Sabine ship channel wide open for July specks

The author’s nephew, Fisher Jaynes, had a fantastic evening catching his limit of nice speckled trout in the Sabine ship channel.

It is always a thrill to see the excitement and joy of new anglers catching fish, especially kids. That has been even more gratifying for me here lately, due to the fact that my wife and I are expecting our first child in a matter of weeks. I have been able to fish with my nephew, Fisher, more frequently lately, and he is living up to his name. For a 7-year-old, he is one heck of a little fisherman. His ability to cast and reel in fish is impressive.

I was fortunate recently to take Kelly Ford, his son Landon, and his father Lee, fishing. Landon, 6, was on a boat for the first time and was a pure natural. His interest and excitement about fishing is second to none. Kelly and I went to school together growing up, so it was great to get to catch up with him and his father.

We started the morning with a pretty long boat ride, but I wanted to put them on some good speckled trout I had found the previous evening.

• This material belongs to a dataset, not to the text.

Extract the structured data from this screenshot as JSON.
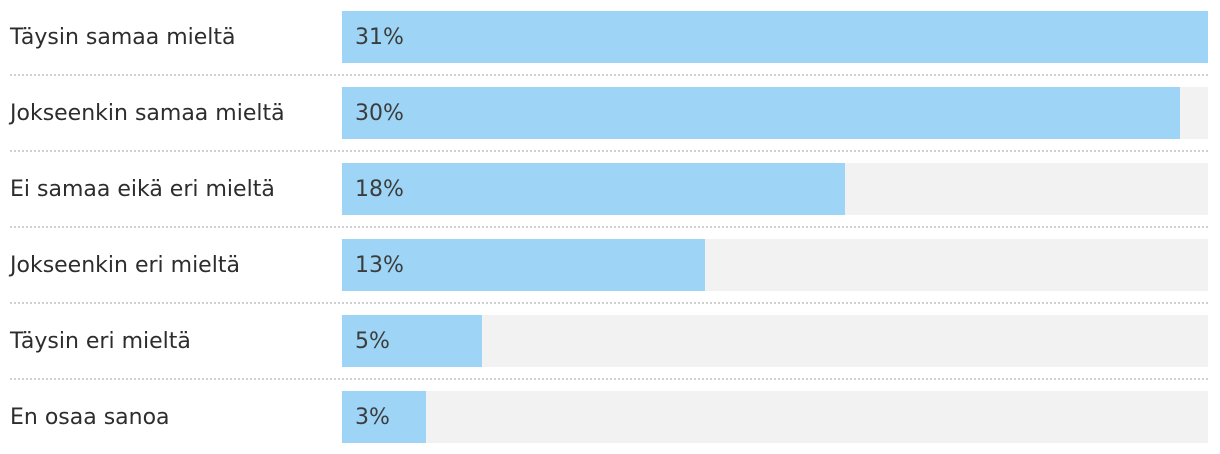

Water conditions were drastically different, but the fish were still there. We fished a strong incoming tide all day, and in combination with a howling south wind, the water was more sandy and less green than the day before.

With the trout having transitioned into a more predictable and consistent summer pattern, we were targeting them on drop-offs in 6 to 8 feet of water in the Sabine ship channel. Banks with more structure, such as oyster shell and riprap, are the most productive. The structure, providing current breaks, gives predators such as trout, redfish and flounder easier opportunities to ambush their prey. In turn, successful anglers target these areas.

Lures to use

I find topwater lures such as a Heddon Super Spook in clown color or a white Rapala Skitter Walk to be the most-productive in the early morning hours and late in the evening. After the topwater bite subsides, I recommend switching to soft plastics that mimic shrimp or menhaden. There is no telling how many trout and redfish fall for a Vudu shrimp rigged under a cork. Swimming a 4-inch Sea Shad in the opening night color on either a 1/8- or 1/4-ounce jighead is another favorite during summer. I prefer to fish the Sea Shad with a steady retrieve, at times making short, subtle pauses. Multiple factors determine the speed of the retrieve, including water depth, wind and current velocity and the aggressiveness of the fish we are targeting.

Kelly Ford and his son, Landon, released this great catch of a redfish after cheesing for a quick picture.

Kelly, Landon and Lee all got to battle their fair share of trout, with a couple of oversized, bonus reds. Landon’s enthusiasm and curiosity was the icing on the cake.

Barring any major storms and torrential downpours this pattern should only get better and last well through the summer. It would be remiss of me if I did not encourage you to fish the jetties when the weather allows. Both the Cameron and Sabine jetties can be absolutely loaded with fish and give new and young anglers the opportunity to catch different species of fish.

If you get the chance to take a kid fishing make sure and capitalize on it. They are the future of the sport and the memories made will last a lifetime!